Je lui fis signe de s’installer sur le petit canapé juste en face de moi. Il s’exécuta et se présenta. C’était le professeur de natation de la piscine ou j’avais effectué des cours. Il venait d’arriver cette année et prenait la place de Mr Doum, mon ancien instructeur que j’avais eu durant ma courte période de natation. Je n’en avais d’ailleurs pas de bons souvenirs.
- «  Ecoute Baptiste commença mon interlocuteur. Ce que tu as entrepris était courageux, vraiment ! J’ai suivi ton histoire sur Facebook. Tu t’es fixé un entraînement, tu l’as respecté et la traversée de l’Atlantique n’est pas aisée même pour les nageurs les plus aguerris. Mais c’était trop risqué tu n’étais pas assez expérimenté. Mr Doum m’a parlé de toi. Tu n’étais pas le meilleur mais tu ne lâchais pas le morceau ! Le seul problème c’était que tu n’écoutais pas assez. Tu te précipitais. Et je le vois aussi maintenant. Deux ans en club et six mois tout seul ne suffisent pas à faire de toi un nageur accompli.
Il n’avait pas tort. J’aurais du prendre plus de précautions. J’avais à peine regardé des tutoriels Youtube sur la nage ou même comment gérer sa respiration. J’aurais pu décider de le faire après plusieurs années de natation alors que j’avais foncé tête baissée.
- «  Pourquoi tu t’es lancé dedans exactement ? me demanda-t’il en me regardant droit dans les yeux.
En réalité j’avais une motivation bien précise que je n’avais pas révélée au grand jour. Je ne l’avais dit à personne. J’avais peur d’être ridicule et puis ça me semblait impossible à dix-neuf ans. Malgré tout j’avais gardé cette idée dans un coin de ma tête et je m’y étais toujours accroché.
- «  Je veux essayer d’être nageur pro ».
Je pensais qu’il allait éclater de rire mais il continua à me regarder sérieusement.
- «  Pourquoi tu n’as pas repris des cours ? Ca demande des années ce genre de choses ! »
- «  Comme vous l’avez dit je ne suis pas patient.
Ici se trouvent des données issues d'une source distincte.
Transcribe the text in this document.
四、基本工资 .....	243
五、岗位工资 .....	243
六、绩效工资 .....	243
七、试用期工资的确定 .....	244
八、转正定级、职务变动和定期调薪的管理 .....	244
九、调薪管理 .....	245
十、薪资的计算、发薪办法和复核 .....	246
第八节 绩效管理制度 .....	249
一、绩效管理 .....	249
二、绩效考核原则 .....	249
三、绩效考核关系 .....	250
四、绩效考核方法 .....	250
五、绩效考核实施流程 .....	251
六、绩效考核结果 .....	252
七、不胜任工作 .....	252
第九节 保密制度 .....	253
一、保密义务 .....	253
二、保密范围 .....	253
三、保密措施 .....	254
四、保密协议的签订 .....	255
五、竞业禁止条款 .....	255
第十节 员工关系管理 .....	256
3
Je voulais essayer ma propre méthode, être indépendant. Mais j’ai bien conscience qu’il faut en passer par là vous avez entièrement raison »
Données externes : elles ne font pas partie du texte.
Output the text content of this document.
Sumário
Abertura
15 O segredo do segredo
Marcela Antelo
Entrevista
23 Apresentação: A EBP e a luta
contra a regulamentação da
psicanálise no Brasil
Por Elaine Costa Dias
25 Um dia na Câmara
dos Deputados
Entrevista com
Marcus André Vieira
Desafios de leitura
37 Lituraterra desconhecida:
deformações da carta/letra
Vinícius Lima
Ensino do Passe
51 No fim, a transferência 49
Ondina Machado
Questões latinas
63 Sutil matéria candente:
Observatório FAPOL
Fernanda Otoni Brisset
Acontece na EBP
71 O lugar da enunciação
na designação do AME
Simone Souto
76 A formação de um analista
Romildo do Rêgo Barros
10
- «  Qu’est ce que tu fais l’année prochaine ? »
- «  Je vais en faculté sur Bordeaux. ». J’avais choisi la grande ville la plus proche. J’espérais faire un maximum de soirées et voir autre chose que ma petite ville éloigné du monde.
- «  Très bien. Si ça t’intéresses je connais des instructeurs là-bas qui ont comme moi suivit les événements. Il m’arrive de m’y rendre j’ai de la famille là-bas. Je ne pourrais pas t’entraîner mais je connais des gens qui seraient ravis de le faire. »
- «  Vous ne pourriez pas m’entraîner ? »
- «  Disons que je pourrais passer quelquefois mais je ne suis pas sûr que l’on se croise souvent. Mais tu reste la cet été ? »
- «  Oui enfin il va sans doute falloir que je trouve un gagne-pain mais je suis disponible ».
- «  Parfait. Si je te vois demain c’est que tu es prêt à t’entraîner. Je ne garantis pas de faire de toi un champion mais je peux te faire viser des compétitions régional si tu fais bien ce que je te dis. Tu es déjà vieux il va falloir rattraper ton retard. Bon sur ce je te souhaite une bonne journée du travail m’attend !
Je me levai pour lui serrer la main.
- «  Merci beaucoup coach ! ».
Il sourit. « A demain alors ». Il salua mes parents et referma la porte. Cette même porte qui, quand je la franchirai, m’offrira le champ des possibles.